“Try it. They eat your callouses. It’s great,” she said.
“I’ve heard of this,” I said, sitting beside her. I looked away as two fish fought over a callus on Irene’s heel.
I was nibbling on a wedge of cantaloupe when Spencer reappeared, carrying his phone. I knew right away that I was in big trouble. He smiled, holding it out to me. “It’s for you,” he said.
Irene dropped her fork to her plate with a clatter. “I’ll take that instead,” she said.
Chapter 19
“Who is this?” Irene said into the phone.
“Did I do something wrong?” asked Spencer.
“No,” I said. I stopped eating my fruit, aware that as soon as it was found out that I was a fraud, none of this would be free any longer. I would have to give back my jewelry. I wondered if the show would even pay to fly me home.
“Oh. Oh, I see,” said Irene. She pulled her feet from the fish pond and wiped them on a fluffy towel. Then she stood up and walked away from us. I followed her. “Go away, get away from me,” she hissed, shooing me back to the table.
“You’re going to send me home anyway, so let me talk to him,” I said.
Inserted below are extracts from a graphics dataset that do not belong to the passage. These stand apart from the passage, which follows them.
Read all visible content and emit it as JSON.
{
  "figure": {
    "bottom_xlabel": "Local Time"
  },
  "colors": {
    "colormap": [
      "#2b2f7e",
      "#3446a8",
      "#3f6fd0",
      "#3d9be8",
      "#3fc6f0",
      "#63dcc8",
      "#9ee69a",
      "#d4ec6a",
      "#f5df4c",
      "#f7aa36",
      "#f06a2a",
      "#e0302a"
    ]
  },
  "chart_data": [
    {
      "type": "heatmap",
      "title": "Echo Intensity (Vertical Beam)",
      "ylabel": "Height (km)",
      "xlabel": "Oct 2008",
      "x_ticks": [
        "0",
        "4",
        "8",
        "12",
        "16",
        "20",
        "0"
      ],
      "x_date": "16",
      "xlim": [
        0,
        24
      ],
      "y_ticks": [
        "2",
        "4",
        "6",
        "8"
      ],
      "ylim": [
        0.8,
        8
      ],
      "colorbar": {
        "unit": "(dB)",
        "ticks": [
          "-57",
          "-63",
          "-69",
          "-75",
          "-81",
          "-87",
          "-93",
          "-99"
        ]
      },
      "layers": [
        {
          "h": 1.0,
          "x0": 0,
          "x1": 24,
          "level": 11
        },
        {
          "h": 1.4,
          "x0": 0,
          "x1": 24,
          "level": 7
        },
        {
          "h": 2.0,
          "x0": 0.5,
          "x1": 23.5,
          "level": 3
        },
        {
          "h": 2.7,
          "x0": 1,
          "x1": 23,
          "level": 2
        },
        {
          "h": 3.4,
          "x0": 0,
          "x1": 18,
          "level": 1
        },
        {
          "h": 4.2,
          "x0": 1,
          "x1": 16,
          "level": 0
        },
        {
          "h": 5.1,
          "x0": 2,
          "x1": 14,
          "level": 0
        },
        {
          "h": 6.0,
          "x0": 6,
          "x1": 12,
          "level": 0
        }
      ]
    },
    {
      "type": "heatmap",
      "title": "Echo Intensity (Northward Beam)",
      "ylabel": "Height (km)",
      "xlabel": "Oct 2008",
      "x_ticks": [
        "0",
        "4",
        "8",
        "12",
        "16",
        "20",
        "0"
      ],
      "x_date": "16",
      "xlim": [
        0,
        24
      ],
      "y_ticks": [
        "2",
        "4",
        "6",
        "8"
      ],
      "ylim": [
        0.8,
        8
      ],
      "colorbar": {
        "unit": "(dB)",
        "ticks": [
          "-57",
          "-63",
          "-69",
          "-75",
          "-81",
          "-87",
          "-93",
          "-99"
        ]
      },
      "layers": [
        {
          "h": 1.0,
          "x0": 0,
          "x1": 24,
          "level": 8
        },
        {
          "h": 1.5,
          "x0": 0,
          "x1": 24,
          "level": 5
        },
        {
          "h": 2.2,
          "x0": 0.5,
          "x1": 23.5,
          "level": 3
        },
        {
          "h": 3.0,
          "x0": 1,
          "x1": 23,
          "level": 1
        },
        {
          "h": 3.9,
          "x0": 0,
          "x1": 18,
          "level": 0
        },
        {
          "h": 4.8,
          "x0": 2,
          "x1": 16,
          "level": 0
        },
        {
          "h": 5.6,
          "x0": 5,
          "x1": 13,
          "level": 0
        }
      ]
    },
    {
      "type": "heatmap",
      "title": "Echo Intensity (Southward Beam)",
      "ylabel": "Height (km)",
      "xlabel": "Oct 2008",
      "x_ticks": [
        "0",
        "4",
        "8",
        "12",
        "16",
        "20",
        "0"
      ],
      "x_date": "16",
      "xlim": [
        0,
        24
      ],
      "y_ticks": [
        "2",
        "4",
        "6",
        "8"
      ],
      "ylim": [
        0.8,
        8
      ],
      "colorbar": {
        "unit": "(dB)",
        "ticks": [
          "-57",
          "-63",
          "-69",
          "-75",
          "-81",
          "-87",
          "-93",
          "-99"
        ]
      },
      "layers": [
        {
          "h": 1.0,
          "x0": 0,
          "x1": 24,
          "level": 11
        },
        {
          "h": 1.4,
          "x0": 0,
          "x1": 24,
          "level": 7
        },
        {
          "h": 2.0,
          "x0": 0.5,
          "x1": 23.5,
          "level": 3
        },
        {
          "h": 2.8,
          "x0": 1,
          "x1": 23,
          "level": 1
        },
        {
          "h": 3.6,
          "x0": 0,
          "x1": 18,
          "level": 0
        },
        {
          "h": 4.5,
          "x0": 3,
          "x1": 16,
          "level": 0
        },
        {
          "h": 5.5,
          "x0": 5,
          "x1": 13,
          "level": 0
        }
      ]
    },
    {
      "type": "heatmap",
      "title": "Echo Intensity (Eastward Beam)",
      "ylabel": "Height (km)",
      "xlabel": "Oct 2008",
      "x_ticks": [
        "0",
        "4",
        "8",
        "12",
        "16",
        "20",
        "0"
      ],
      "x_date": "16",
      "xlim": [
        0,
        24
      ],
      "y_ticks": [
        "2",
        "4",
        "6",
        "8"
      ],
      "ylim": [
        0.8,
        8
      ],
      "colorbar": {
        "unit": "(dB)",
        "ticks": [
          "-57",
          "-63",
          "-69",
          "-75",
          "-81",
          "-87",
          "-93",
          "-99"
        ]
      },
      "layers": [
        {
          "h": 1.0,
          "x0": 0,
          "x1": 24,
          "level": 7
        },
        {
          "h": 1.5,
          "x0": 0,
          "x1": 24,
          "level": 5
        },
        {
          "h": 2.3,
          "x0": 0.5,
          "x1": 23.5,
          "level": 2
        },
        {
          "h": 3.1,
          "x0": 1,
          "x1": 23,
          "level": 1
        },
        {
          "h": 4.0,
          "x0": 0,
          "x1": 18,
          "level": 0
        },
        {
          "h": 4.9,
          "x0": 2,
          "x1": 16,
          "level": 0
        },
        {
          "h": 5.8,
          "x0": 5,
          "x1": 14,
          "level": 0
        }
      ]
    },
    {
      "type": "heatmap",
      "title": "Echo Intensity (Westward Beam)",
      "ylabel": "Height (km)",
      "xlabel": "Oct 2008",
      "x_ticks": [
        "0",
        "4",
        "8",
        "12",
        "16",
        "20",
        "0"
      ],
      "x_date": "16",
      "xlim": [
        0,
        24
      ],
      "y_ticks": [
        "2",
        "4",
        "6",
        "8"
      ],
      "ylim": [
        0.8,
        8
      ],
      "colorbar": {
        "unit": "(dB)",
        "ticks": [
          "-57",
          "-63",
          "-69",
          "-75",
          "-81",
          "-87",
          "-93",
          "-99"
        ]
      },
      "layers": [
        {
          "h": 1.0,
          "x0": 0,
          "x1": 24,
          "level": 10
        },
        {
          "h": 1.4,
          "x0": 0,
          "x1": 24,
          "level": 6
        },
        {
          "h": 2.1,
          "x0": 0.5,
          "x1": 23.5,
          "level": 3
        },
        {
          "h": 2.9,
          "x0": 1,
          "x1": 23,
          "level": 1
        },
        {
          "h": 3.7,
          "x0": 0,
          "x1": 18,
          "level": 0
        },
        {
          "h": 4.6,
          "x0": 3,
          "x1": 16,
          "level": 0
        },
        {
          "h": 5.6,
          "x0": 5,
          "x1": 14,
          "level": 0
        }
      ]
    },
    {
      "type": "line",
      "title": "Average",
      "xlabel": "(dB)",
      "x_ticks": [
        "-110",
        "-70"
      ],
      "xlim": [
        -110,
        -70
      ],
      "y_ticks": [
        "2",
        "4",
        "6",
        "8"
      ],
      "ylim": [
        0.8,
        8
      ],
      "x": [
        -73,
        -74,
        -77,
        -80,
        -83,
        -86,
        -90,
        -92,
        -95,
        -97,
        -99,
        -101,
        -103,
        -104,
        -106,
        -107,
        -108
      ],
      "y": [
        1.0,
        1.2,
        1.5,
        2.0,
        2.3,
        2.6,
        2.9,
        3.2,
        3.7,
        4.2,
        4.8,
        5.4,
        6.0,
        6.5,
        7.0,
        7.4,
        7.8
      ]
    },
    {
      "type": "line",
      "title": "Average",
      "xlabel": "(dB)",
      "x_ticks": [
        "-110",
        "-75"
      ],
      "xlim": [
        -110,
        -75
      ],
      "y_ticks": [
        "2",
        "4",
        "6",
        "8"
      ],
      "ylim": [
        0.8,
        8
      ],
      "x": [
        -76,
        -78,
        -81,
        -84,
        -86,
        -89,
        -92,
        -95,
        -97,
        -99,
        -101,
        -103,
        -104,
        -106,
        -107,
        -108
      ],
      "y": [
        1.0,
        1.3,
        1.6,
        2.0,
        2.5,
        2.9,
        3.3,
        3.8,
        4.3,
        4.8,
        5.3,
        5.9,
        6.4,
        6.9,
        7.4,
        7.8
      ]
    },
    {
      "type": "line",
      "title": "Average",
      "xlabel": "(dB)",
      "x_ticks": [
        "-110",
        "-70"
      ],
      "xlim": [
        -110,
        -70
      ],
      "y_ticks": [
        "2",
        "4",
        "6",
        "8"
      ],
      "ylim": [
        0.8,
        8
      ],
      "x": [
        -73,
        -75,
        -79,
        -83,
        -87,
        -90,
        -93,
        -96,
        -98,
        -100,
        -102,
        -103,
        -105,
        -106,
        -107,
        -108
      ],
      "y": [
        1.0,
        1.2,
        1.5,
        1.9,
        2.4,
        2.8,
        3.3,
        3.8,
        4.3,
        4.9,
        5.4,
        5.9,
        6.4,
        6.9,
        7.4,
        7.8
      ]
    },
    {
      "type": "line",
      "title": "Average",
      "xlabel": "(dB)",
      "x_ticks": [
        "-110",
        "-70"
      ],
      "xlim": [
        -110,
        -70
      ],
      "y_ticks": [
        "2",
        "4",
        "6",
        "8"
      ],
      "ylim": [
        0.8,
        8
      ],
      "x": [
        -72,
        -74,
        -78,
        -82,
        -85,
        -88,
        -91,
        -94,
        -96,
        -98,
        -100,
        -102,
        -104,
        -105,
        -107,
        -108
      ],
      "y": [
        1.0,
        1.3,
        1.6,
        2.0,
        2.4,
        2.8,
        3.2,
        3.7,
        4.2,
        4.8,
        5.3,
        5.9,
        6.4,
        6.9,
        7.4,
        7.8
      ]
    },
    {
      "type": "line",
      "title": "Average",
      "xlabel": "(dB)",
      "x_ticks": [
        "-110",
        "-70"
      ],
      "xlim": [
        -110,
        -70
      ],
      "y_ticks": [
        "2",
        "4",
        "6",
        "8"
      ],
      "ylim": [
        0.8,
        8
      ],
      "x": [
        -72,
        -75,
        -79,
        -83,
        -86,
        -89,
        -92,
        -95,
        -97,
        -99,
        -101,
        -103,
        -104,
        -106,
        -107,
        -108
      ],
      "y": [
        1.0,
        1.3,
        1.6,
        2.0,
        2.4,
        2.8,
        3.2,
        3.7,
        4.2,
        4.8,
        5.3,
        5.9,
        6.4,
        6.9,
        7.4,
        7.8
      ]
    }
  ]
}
“Yes, yes, I understand,” Irene said into the phone, “but we have strict rules here that need to be followed. Uh huh. Yes, I see. She’s right here, but I’m afraid I can’t allow you to talk to her. No, I understand that. Okay. Yes. It’s been nice speaking to you as well, Mr. Van Elson. I will let her know. Goodbye.” She returned the phone to Spencer and sat back down at the fish pond. She took a bite of watermelon and a few blueberries and then shook her head angrily. “No! No! This is not supposed to be this hard! This was supposed to be relaxing.” She turned to me, fuming. “How am I supposed to relax when you’re being a troublemaker? Do you realize that if you screw up, I could lose my job? I’m babysitting you right now. Or weren’t you aware of that? Think about me the next time you pull something like this.”
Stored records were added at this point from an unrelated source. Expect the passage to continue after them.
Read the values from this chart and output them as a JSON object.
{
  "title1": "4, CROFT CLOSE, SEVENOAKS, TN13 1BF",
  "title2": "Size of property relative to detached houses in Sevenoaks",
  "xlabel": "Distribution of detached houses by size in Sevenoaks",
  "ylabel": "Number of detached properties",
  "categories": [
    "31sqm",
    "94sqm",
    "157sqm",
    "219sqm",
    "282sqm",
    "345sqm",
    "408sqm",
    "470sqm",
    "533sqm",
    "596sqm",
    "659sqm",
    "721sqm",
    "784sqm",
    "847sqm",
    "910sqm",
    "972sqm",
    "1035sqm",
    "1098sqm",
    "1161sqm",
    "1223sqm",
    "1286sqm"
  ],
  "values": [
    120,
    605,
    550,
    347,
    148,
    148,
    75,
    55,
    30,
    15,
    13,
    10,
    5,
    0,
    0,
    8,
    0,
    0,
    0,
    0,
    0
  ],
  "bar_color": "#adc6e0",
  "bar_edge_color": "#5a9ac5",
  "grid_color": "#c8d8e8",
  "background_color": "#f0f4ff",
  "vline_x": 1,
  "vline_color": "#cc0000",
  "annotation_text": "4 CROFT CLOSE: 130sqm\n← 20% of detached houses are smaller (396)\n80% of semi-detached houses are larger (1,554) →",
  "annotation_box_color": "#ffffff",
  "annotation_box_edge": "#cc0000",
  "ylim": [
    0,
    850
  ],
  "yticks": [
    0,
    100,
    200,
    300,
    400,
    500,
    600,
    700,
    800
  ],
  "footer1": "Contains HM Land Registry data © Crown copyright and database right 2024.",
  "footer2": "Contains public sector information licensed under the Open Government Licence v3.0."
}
“Sorry. So, you spoke to…”
“Your brother. I’m sorry your great uncle is having health problems, but if you needed an update on how he was doing, you should have been straightforward with me. I would have let you use a phone if you had explained to me that it was a family emergency. What I can’t stand is someone who goes behind my back.”
“Sorry.”
“For the record, he’s fine. His surgery went fine.”
“What a relief,” I said.
“Ugh. It’s just, I don’t want to lose this job. It looks stressful, not everybody could do it, but it’s the only job I’ve got and I need to keep it. I have bills to pay. Maybe you can’t relate to that, but I’m a real person, with real problems, and real bills. Okay? Try to have a little respect.”
“Sorry.”
“It’s fine. I mean, no, it’s not fine, but I feel like we understand each other now.” She stuck her fork through a piece of honeydew and a bing cherry, her face brightening as she popped them in her mouth. “Oh my God,” she said with her mouth full. “Try those together. Their juices mingle like a lesbian symphony. They’re sooo good.”
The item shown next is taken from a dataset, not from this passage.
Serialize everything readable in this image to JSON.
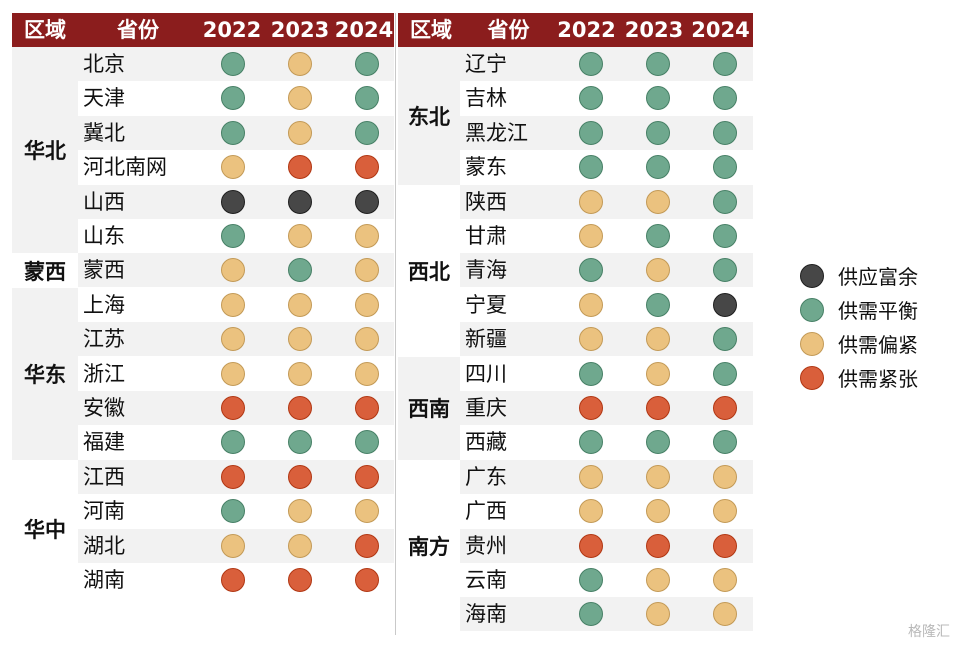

I pulled my plate and fork back over to me and made a honeydew-cherry kabob of my own. “Yes, amazing,” I said, still unsure whether I was completely in the clear.
Irene wiggled her toes, making sure the fish didn’t miss anything. “How was your massage?” she asked.
“Great.”
“Mine too. You could, like, hear my tendons popping. Like a rubber band factory burning down. Pop pop pop. It was so dreary to have the severity of my exhausted, overworked condition exposed like that, you know? I had knots and ugh, just, like everything wrong, things a chiropractor can’t even begin to fix, but now I feel like a whole new person.”
“Me too.”
“You know what? Your brother sounds exactly like the guy from those infomercials. Mr. Jabberjaw Asshole. The electric dust mop guy?”
“Hmm, not sure who you mean.”
“Sure you do. Mr. Scammy McSleazebucket. You must have seen him selling his battery powered jump rope that counts for you.”
“Nope. Can’t say I know him. Hey, did you try the honeydew with a grape? Try it, Irene. It’s to die for,” I said.
“You really don’t know who I mean? You must watch television or you never would have wanted to be on a reality show!”
“I only watched Bellamy. The rest of the time I’m reading or doing crafts.”